Le couple a demandé à leur banque, le Crédit mutuel de La Capelle, une année blanche pour suspendre les mensualités d’emprunt. « Je me bats au quotidien. Mais le dossier n’avance pas. » Au printemps 2016, la Région leur a proposé — tout comme à 6 800 éleveurs des Hauts-de-France en difficulté — de bénéficier d’un audit gratuit, réalisé en concertation avec la chambre d’agriculture de l’Aisne et le service de contrôle laitier, pour proposer un plan d’aide personnalisé. « Mais notre comptable ne veut plus faire le bilan de la ferme ; on a trop d’arriérés », glisse Anne. Sans comptabilité, autant dire que cet audit ne sert à rien.

 

Il y a aussi les appels de cotisations de la Mutualité sociale agricole (régime de protection sociale des agriculteurs), qu’Anne et Pierre ne peuvent pas payer. « J’ai tellement pleuré que j’ai été orientée vers une conseillère sociale. Elle m’a dit qu’elle allait nous aider. Et elle m’a même donné des bons alimentaires », raconte Anne. Une manne de 200 euros pour faire des courses même si elle « ne dépense pas grand-chose. On a des volailles et des légumes ici ».

"Le plus dur pour nous, c’est de tenir psychologiquement"

Jean L., qui nous a menés jusqu’ici, l’interrompt : « Le plus dur pour nous, c’est de tenir psychologiquement… Quand il n’y a plus d’argent, les femmes s’en vont. Il n’y a qu’à voir le succès de l’émission L’amour est dans le pré », glisse-t-il. La vie de paysan est aujourd’hui faite d’isolement et de solitude. Il évoque la cellule de soutien téléphonique — service Agri’écoute — mise en place par la Mutualité sociale agricole en 2010. En un an, le nombre d’appels a explosé. Chaque mois, plus de 300 paysans confient leurs difficultés financières, la peur des alertes sanitaires, des baisses de cours… « Moi, quand je ne vais pas bien, je n’ai pas envie d’appeler. Je me renferme », dit-il.

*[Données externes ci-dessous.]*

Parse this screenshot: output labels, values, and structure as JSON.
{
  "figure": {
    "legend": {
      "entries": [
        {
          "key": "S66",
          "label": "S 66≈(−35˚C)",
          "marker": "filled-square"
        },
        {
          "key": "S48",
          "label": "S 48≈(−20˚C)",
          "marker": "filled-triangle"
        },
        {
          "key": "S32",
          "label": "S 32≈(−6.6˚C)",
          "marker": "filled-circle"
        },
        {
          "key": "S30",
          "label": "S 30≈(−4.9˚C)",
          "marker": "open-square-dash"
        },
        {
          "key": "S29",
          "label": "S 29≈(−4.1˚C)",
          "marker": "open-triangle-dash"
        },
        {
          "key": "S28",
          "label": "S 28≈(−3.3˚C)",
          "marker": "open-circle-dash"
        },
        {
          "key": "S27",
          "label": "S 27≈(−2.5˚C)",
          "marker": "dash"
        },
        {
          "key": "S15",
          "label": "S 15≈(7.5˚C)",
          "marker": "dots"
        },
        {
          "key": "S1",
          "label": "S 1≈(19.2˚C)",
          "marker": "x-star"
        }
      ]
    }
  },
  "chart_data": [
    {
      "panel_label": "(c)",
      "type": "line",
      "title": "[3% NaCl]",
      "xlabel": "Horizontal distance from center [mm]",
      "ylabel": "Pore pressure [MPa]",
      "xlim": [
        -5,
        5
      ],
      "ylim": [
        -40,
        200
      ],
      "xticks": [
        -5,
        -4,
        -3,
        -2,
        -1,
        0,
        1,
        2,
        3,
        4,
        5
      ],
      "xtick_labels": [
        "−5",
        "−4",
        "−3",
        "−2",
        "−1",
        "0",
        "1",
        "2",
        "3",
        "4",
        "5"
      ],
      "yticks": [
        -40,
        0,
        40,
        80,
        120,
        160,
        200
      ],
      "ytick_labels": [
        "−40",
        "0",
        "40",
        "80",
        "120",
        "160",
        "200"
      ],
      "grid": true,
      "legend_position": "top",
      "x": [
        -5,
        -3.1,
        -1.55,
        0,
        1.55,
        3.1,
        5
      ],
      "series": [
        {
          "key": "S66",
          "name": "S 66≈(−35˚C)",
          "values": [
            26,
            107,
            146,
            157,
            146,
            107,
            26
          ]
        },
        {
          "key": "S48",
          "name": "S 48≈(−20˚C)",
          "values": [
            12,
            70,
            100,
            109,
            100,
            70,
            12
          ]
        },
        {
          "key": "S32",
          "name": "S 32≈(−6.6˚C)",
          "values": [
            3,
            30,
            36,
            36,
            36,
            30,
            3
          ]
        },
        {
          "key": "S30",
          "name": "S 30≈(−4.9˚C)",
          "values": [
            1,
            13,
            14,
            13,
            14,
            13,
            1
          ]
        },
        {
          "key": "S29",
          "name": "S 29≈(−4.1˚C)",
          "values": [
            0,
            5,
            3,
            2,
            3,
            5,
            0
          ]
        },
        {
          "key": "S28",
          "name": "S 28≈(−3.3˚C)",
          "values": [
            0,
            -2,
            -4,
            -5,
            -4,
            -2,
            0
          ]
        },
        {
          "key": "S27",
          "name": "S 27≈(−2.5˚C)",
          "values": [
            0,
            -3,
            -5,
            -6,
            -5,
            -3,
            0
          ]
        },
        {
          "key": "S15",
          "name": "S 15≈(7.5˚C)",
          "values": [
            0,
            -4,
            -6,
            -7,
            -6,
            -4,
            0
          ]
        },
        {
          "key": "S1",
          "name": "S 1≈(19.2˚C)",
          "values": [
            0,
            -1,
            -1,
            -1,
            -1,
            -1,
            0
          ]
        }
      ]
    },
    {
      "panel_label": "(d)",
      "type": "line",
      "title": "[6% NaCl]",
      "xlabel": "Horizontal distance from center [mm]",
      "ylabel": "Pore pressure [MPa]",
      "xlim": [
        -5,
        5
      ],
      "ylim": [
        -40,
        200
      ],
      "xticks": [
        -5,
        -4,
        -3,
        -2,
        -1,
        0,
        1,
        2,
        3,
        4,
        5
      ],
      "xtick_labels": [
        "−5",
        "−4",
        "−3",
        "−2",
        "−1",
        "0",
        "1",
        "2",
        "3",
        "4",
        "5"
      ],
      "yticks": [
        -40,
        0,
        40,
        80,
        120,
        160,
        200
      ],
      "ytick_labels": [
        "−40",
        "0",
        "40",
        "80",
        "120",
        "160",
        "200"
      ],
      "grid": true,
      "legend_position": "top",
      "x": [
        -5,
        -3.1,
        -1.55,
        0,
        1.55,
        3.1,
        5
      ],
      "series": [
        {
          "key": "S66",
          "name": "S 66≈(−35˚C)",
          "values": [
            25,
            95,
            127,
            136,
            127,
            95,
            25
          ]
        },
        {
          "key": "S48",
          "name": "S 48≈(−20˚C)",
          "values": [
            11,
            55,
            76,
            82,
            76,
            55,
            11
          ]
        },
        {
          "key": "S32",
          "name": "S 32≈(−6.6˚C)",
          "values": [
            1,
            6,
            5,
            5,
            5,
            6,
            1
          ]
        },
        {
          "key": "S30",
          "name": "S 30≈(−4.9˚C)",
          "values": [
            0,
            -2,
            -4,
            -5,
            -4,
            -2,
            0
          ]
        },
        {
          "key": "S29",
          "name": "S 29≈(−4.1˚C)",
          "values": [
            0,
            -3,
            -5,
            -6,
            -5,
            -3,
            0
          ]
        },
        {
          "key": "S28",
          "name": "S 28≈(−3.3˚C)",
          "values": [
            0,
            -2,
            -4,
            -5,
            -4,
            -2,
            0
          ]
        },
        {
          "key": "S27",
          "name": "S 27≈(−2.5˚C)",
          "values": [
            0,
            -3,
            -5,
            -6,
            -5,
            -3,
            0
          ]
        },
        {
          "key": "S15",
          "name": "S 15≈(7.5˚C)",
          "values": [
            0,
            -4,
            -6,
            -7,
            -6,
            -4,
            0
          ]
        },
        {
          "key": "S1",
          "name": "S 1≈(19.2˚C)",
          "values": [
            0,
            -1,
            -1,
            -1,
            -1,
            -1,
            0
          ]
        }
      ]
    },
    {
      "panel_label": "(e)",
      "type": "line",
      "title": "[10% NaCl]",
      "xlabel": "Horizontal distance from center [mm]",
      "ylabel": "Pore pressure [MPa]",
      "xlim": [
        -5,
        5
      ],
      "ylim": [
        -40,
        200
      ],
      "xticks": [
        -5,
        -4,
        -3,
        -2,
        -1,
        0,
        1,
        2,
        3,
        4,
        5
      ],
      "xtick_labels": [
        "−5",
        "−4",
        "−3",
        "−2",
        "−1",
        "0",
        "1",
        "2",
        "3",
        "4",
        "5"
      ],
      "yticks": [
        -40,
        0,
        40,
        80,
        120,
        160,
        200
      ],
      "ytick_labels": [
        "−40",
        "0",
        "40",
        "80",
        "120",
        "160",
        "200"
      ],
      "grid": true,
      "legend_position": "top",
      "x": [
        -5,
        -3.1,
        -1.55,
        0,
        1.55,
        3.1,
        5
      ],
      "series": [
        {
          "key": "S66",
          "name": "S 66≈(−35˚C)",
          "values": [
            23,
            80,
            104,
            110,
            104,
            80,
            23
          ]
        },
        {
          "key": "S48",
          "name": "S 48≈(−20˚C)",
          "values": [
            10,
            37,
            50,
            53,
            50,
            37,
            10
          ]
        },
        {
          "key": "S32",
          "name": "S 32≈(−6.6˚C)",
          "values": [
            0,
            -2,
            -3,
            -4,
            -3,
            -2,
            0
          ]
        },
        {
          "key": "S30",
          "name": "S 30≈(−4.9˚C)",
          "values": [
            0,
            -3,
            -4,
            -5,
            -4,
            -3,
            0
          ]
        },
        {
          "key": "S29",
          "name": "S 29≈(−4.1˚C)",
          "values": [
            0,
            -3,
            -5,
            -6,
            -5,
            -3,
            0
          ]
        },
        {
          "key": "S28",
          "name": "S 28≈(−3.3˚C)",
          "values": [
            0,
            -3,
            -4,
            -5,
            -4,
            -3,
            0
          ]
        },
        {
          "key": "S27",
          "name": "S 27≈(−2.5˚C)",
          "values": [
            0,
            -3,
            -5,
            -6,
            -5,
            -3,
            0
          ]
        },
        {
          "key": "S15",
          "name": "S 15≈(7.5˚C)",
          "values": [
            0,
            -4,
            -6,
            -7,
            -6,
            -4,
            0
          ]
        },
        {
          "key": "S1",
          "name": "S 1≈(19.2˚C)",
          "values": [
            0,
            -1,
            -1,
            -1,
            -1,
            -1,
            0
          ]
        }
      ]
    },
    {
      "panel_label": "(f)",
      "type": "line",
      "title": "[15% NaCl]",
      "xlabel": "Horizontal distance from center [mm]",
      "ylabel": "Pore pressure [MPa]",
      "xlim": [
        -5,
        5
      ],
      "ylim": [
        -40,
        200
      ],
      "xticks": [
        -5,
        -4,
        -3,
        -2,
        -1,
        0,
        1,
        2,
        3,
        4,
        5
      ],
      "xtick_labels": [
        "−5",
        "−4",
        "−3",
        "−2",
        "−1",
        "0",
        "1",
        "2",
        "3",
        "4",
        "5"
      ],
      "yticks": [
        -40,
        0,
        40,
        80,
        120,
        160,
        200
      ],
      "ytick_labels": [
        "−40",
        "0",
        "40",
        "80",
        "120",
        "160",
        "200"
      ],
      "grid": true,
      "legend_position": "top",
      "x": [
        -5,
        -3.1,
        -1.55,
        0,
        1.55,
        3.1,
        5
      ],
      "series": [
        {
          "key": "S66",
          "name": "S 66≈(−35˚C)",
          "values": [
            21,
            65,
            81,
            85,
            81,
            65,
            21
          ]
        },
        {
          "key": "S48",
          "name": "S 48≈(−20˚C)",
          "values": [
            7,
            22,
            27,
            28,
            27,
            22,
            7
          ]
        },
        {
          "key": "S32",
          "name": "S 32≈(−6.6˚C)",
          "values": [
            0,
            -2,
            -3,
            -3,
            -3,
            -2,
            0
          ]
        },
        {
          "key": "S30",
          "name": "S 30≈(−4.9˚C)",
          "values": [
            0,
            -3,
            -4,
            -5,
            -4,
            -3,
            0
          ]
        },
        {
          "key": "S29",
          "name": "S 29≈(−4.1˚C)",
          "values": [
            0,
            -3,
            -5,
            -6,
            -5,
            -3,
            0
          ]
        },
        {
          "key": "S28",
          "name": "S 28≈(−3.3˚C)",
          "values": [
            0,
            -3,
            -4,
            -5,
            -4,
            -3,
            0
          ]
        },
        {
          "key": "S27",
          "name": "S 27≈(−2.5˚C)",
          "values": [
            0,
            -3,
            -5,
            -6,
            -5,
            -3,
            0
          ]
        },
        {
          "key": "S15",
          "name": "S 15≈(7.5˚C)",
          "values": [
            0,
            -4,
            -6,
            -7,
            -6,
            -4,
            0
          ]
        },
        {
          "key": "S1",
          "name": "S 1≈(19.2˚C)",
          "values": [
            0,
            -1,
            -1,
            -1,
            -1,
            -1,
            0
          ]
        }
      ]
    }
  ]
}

Les éleveurs attendent aussi un soutien de l’État. « On veut interpeller les politiques : que les paysans disparaissent en se suicidant ou en mettant la clé sous la porte, ça ne les dérange pas », poursuit-il. Il en veut aux politiques agricoles française et européenne décidées par les gouvernements successifs depuis les années 1980. « On veut des prix rémunérateurs : à moins de 350 euros les 1 000 litres de lait, on coulera tous. » Il a vaguement entendu parler d’un rapport du Sénat prévoyant que 40 000 exploitations géreront en 2020 le même nombre de vaches laitières qu’en 2013. Cela suppose la disparition d’un tiers des exploitations actuelles… Or, depuis 1983, année précédant l’instauration des quotas laitiers, la France a déjà perdu plus de 80 % de ses exploitations laitières. « Un jour, ici dans le Nord, il n’y aura plus de vaches. Mais alors la France n’aura plus le même visage », se désole l’éleveur. Déjà, sur la route de Saint-Quentin, des éoliennes ont remplacé les troupeaux de vaches. Et ce n’est pas fini : un projet de grand parc éolien prévoit l’installation de 250 à 450 machines en Thiérache.

Les deux filles d’Anne et Pierre, toujours devant la télévision, n’ont pas dit un mot. « Elles ont été élevées en poussette dans la salle de traite. Mais jamais je ne leur demanderai de prendre notre suite », dit leur mère. Le couple fait face à une existence sans lendemain. La fin du flambeau familial. « On fait pitié plutôt qu’envie, quoi », lâche-telle à voix basse. La crise agricole est aussi le signe d’un pays en perte de valeurs. Finalement, les éleveurs jettent l’éponge, quittant un monde traditionnel en voie de disparition.